The governor said that heat pumps, not solar rebates, are key to the state’s energy future.
By Matt Byrne, Staff Writer
Portland Press Herald news story
Gov. Paul LePage and officials at the state energy office announced plans Tuesday to increase logging on public lands and use the new revenue to help Mainers convert inefficient home heating systems.
The outline of the legislation is similar to a previous bill submitted by the governor which is bogged down in the state Senate, LePage said. He assailed Democrats for indefinitely delaying the legislation and focusing instead on a solar power rebate program that he said is not feasible.

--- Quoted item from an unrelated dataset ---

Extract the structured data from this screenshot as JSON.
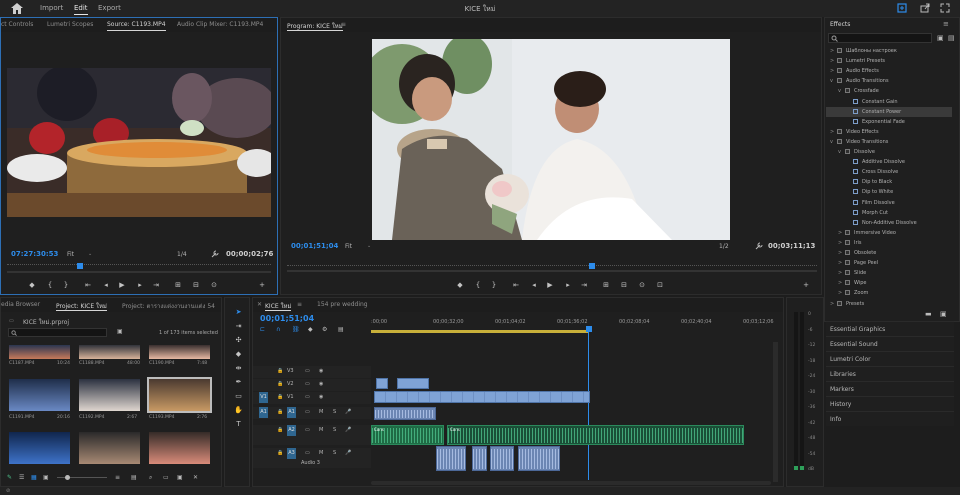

Flanked by state energy officials and representatives from oil, gas and energy delivery companies, LePage accused Democrats of cowing to special interest groups, instead of helping Maine people, who are freezing in their homes.
LePage implored the Legislature to do more to help Mainers, and to invest in growing technologies and energy sources, including heat pumps and natural gas, that both help families save money, and attract businesses by making the energy market in Maine more competitive.
“This bill died because the Natural Resource Council of Maine didn’t want revenues to go help Maine people, they wanted it to go buy land,” LePage said. “I find that scandalous.”
He also took shots at Democrats and their focus on solar rebates, which he said are not a cost-effective solution.
LePage’s proposal would increase annual timber harvesting in state-owned forests, but it was unclear by how much. The governor suggested that $1 million from the increased cutting would go toward helping families install heat pumps and upgrade to more efficient furnaces to save money.
Dylan Voorhees, Clean Energy Director at the Natural Resources Council of Maine, rejected the use of public forests to generate revenue.
“Our public lands are not an ATM machine to fund programs, whether those are good programs or bad ones,” Voorhees said.
Voorhees said that many of the energy-saving methods the governor suggested are already available through Efficiency Maine and funded by the omnibus energy bill.
“This is a successful program that we got in place because of legislation passed last year, that the governor vetoed,” Voorhees said.